Malheureusement, je ne dormis pas, car j'étais brisé de fatigue, et il y avait avec moi, dans la Maison des hôtes, des hôtes sur lesquels je ne comptais pas.

Juin 1853.

Aujourd'hui, dans la matinée, je me suis laissé conduire au marabout de Sidi-El-Hadj-Aïca, théâtre du combat du 3 décembre; et, pour en finir tout de suite, avec une histoire étrangère à mes idées de voyage, je te dirai, aussi brièvement que possible, ce que j'ai vu, c'est-à-dire, les traces de la bataille et les lieux qui ont été témoins du siège.

El-Aghouat se développe, de l'est à l'ouest, sur trois collines, sorte d'arête rocheuse, isolée, entre une plaine au nord et le désert sans limite au sud. La pente nord de la ville est entièrement couverte de maisons; celle du sud, plus escarpée, quelquefois à pic, n'est bâtie que de distance en distance et présente, à l'une de ses extrémités, un revers caillouteux; à l'autre, une longue dune de sable jaune.

Les deux sommets extrêmes étaient, au moment du siège, armés chacun d'une tour et de remparts. L'éminence intermédiaire est couronnée par une vaste construction de maçonnerie solide, blanche, sans aucune fenêtre extérieure, aujourd'hui l'hôpital, autrefois la demeure du kalifat Ben-Salem, et nommée Dar-Sfah, maison du rocher, à cause de l'énorme piédestal de rochers bruts sur lequel ce palais-forteresse est planté avec assez d'audace.

Le Dar-Sfah partage la ville en deux parties à peu près égales, et sépare, ou plutôt commande à la fois deux quartiers jadis ennemis: à l'est, les Hallaf; à l'ouest, les Ouled-Serrin; ces deux quartiers, qui ont en chacun ses chefs, son gouvernement, ses intérêts à part, n'ont cessé de se battre que le jour où le Dar-Sfah les a réunis sous l'autorité d'un pouvoir central.

Le mur de séparation existe encore ainsi qu'une porte, de tournure égyptienne, qui s'ouvrait ou se fermait, suivant l'état de paix ou de guerre où vivaient ces deux petites républiques jalouses et toujours prêtes à se fusiller par-dessus leur mur mitoyen.

La tradition de ces querelles, qui peut-être ont duré trois siècles, est, tu l'imagines, à demi fabuleuse, et représente en quelque sorte la mythologie d'El-Aghouat.

Ce que j'en connais à peu près, c'est que l'on continua de se mitrailler d'un quartier à l'autre, de la tour des Serrin à la tour des Halaff, jusqu'en 1828, époque où le parti d'Achmet-Ben-Salem, le dernier kalifat, massacra un Lakdar, chef des Ouled-Serrin, et resta maître de la ville.—Dix ans plus tard, en 1838, la lutte recommença.

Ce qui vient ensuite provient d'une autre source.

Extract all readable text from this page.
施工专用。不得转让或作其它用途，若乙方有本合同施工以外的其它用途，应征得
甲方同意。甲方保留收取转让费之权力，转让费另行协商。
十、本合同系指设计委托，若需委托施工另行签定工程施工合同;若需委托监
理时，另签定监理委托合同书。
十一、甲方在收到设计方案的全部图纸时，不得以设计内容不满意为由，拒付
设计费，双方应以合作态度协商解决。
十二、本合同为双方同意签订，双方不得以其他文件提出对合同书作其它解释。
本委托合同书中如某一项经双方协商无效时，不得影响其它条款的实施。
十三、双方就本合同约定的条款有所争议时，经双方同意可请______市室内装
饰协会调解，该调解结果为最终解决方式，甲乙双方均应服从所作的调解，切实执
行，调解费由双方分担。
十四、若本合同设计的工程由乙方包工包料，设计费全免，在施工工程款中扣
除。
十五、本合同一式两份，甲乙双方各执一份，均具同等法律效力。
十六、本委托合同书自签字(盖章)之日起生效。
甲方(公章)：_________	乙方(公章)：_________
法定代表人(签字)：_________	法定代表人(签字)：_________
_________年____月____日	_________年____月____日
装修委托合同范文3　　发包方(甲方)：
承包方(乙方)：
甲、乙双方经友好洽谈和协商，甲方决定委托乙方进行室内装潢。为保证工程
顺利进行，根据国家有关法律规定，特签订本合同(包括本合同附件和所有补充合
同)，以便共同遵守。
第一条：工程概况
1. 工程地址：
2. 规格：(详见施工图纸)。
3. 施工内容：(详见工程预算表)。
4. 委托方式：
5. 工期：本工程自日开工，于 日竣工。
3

A cette époque, de grands événements se passaient dans le Sud; Abd-el-Kader canonnait depuis neuf mois Aïn-Mahdy, que défendait Tedjini, le marabout, le héros des K'sours de l'Ouest. Les Ben-Salem ayant pris parti pour Tedjini, Abd-el-Kader se mêle alors à la querelle et fait appuyer, par ses lieutenants, les Ouled-Serrin dépossédés.—Enfin, les nomades interviennent à leur tour, et les belliqueux voisins des L'Aghouati, les L'Arba, fournissent des contingents, tantôt à l'un, tantôt à l'autre des deux partis, parfois aux deux ensemble.

Alors, se succède une série de coups de main tentés par les Ben-Salem, tentés par les kalifats de l'émir, et chacun se terminant par un massacre et par des fuites à bride abattue vers le Sud. D'abord, c'est Ben-Salem qui se sauve chez les Beni-Mzab, laissant El-Aghouat aux mains d'un marabout, El-Arbi; plus tard, c'est ce même El-Arbi, un chef réintégré des Serrin, qui quitte la place à son tour et qu'on voit, à quatre lieues de là, s'enfermer dans le petit k'sar d'El-Assafia, avec trois cents fantassins, seul reste de l'armée d'invasion que lui avait confiée l'émir. Puis, des escarmouches sans nombre, et, finalement, sous les murs de la ville, trois batailles rangées, livrées coup sur coup, dont la dernière, perdue pour le compte de l'émir, achève de ruiner sa cause, déjà compromise devant Aïn-Mahdy, coûte la vie à El-Arbi, et assure définitivement le pouvoir dans la famille des Ben-Salem.